Citalopram is given to patients at potential risk of suicide and reports of attempted suicide have been received after its market introduction. Post-marketing reports of drug overdoses involving citalopram have included fatalities with citalopram alone as well as non-fatal overdoses of up to 5200 mg. In many cases, details regarding the precise dose of citalopram or combination with other drugs and/or alcohol are often lacking. Although most patients recovered without sequelae, fatalities have been reported at doses of citalopram up to 3920 mg.

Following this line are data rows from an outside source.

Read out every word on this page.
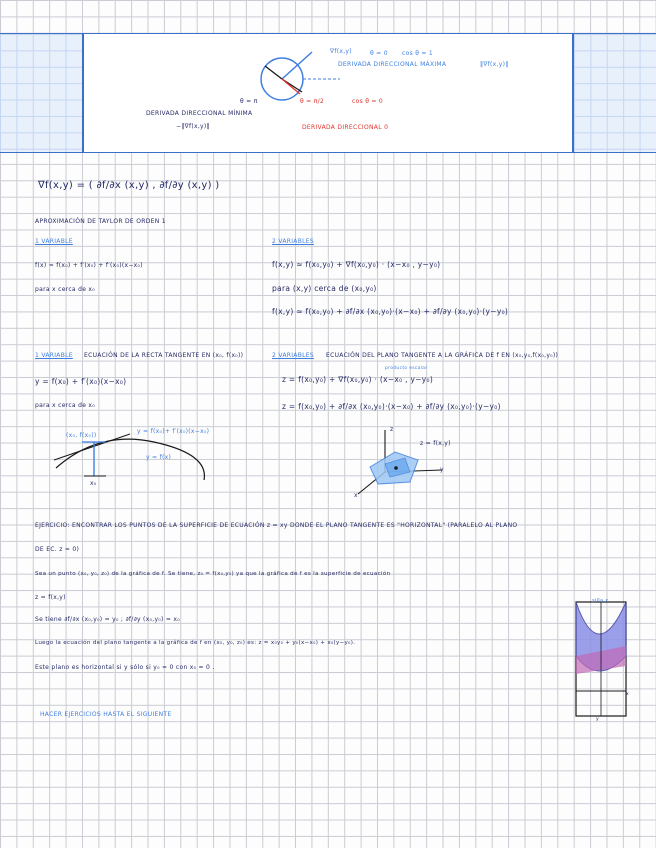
∇f(x,y)	θ = 0 cos θ = 1
DERIVADA DIRECCIONAL MÁXIMA	‖∇f(x,y)‖
θ = π
DERIVADA DIRECCIONAL MÍNIMA
−‖∇f(x,y)‖
θ = π/2	cos θ = 0
DERIVADA DIRECCIONAL 0
∇f(x,y) = ( ∂f/∂x (x,y) , ∂f/∂y (x,y) )
APROXIMACIÓN DE TAYLOR DE ORDEN 1
1 VARIABLE
f(x) ≈ f(x₀) + f′(x₀) + f′(x₀)(x−x₀)
para x cerca de x₀
2 VARIABLES
f(x,y) ≈ f(x₀,y₀) + ∇f(x₀,y₀) · (x−x₀ , y−y₀)
para (x,y) cerca de (x₀,y₀)
f(x,y) ≈ f(x₀,y₀) + ∂f/∂x (x₀,y₀)·(x−x₀) + ∂f/∂y (x₀,y₀)·(y−y₀)
1 VARIABLE ECUACIÓN DE LA RECTA TANGENTE EN (x₀, f(x₀))
y = f(x₀) + f′(x₀)(x−x₀)
para x cerca de x₀
(x₀, f(x₀))
y = f(x₀)+ f′(x₀)(x−x₀)
y = f(x)
x₀
2 VARIABLES ECUACIÓN DEL PLANO TANGENTE A LA GRÁFICA DE f EN (x₀,y₀,f(x₀,y₀))
producto escalar
z = f(x₀,y₀) + ∇f(x₀,y₀) · (x−x₀ , y−y₀)
z = f(x₀,y₀) + ∂f/∂x (x₀,y₀)·(x−x₀) + ∂f/∂y (x₀,y₀)·(y−y₀)
z
z = f(x,y)
x
y
EJERCICIO: ENCONTRAR LOS PUNTOS DE LA SUPERFICIE DE ECUACIÓN z = xy DONDE EL PLANO TANGENTE ES "HORIZONTAL" (PARALELO AL PLANO
DE EC. z = 0)
Sea un punto (x₀, y₀, z₀) de la gráfica de f. Se tiene, z₀ = f(x₀,y₀) ya que la gráfica de f es la superficie de ecuación
z = f(x,y)
Se tiene ∂f/∂x (x₀,y₀) = y₀ ; ∂f/∂y (x₀,y₀) = x₀
Luego la ecuación del plano tangente a la gráfica de f en (x₀, y₀, z₀) es: z = x₀y₀ + y₀(x−x₀) + x₀(y−y₀).
Este plano es horizontal si y sólo si y₀ = 0 con x₀ = 0 .
silla x
x
y
HACER EJERCICIOS HASTA EL SIGUIENTE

Fatal cases of serotonin syndrome have been reported in patients who took overdoses of moclobemide (Manerix) and citalopram. The plasma concentrations of moclobemide were between 16 and 90 mg/L (therapeutic range: 1 to 3 mg/L) and those of citalopram between 0.3 and 1.7 mg (therapeutic concentration: 0.3 mg/L). This indicates that a relatively low dose of citalopram, given with an overdose of moclobemide represents a serious risk for the patient.

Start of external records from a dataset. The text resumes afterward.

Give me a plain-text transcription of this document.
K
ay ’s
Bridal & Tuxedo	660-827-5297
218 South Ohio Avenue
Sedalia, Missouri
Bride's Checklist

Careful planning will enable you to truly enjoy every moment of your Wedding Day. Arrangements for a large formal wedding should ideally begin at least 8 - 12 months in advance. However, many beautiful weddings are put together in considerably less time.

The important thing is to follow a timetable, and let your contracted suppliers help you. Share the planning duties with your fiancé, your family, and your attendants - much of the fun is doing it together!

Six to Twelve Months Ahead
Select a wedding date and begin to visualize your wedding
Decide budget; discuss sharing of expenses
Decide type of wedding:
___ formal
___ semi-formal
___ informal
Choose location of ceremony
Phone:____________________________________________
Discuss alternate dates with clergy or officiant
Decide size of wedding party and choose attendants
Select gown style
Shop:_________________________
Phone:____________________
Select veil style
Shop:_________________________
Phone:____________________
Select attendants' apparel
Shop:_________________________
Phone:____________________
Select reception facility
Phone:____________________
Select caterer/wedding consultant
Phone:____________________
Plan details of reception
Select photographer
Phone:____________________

Symptoms most often accompanying citalopram overdose included dizziness, sweating, nausea, vomiting, tremor, and somnolence. In more rare cases, observed symptoms included confusion, loss of consciousness, convulsions, coma, sinus tachycardia, cyanosis, hyperventilation and rhabdomyolysis.

Establish and maintain an airway to ensure adequate ventilation and oxygenation. Gastric lavage and use of activated charcoal should be considered. Cardiac and vital sign monitoring are recommended, along with general symptomatic and supportive measures. There are no specific antidotes for citalopram.

Due to the large volume of distribution of citalopram, forced diuresis, dialysis, hemoperfusion and exchange transfusion are unlikely to be of benefit. In managing overdosage, the possibility of multiple drug involvement must be considered.

A single oral dose of 20 mg/day is the recommended dose for most elderly patients. Some patients may respond to a 10 mg/day dose (see Pharmacology, Clinical Trials). The dose may be titrated to a maximum of 40 mg/day if needed and tolerated. As with other SSRIs, caution should be exercised in treating elderly female patients who may be more susceptible to adverse events such as hyponatremia and SIADH (syndrome of inappropriate antidiuretic hormone secretion) (see Precautions).

Hepatic Impairment: Patients with reduced hepatic function should receive dosages of no more than 30 mg/day.

Renal Impairment: No dosage adjustment is necessary for patients with mild to moderate renal impairment. Since there is no information available on the pharmacokinetic or pharmacodynamic effects of citalopram in patients with severe renal impairment, citalopram should be used with caution in these patients.

Maintenance Treatment: Evaluation of citalopram in 2 placebo- controlled studies has shown that its antidepressant efficacy was maintained for periods of up to 24 weeks, following 6 or 8  weeks of initial treatment (total of 32 weeks) (see Pharmacology, Clinical Trials). In the flexible dose study, the great majority of patients were receiving 20 or 40 mg/day doses both at 12 and 24 weeks. During maintenance therapy, the dosage should be kept at the lowest effective level and patients should be periodically reassessed to determine the need for continued treatment.

Switching Patients To or From a Monoamine Oxidase Inhibitor (MAOI): At least 14 days should elapse between discontinuation of a MAOI and initiation of therapy with citalopram. Similarly, at least 14 days should be allowed after stopping citalopram before starting a MAOI (see Contraindications).

Discontinuation of Citalopram Treatment: Symptoms associated with the discontinuation or dosage reduction of citalopram have been reported. Patients should be monitored for these and other symptoms when discontinuing treatment or during dosage reduction (see Precautions and Adverse Effects).

A gradual reduction in the dose over several weeks rather than abrupt cessation is recommended whenever possible. If intolerable symptoms occur following a decrease in the dose or upon discontinuation of treatment, dose titration should be managed on the basis of the patient's clinical response (see Precautions and Adverse Effects ).

Children: See Warnings, Potential Association with Behavioral and Emotional Changes, Including Self-Harm.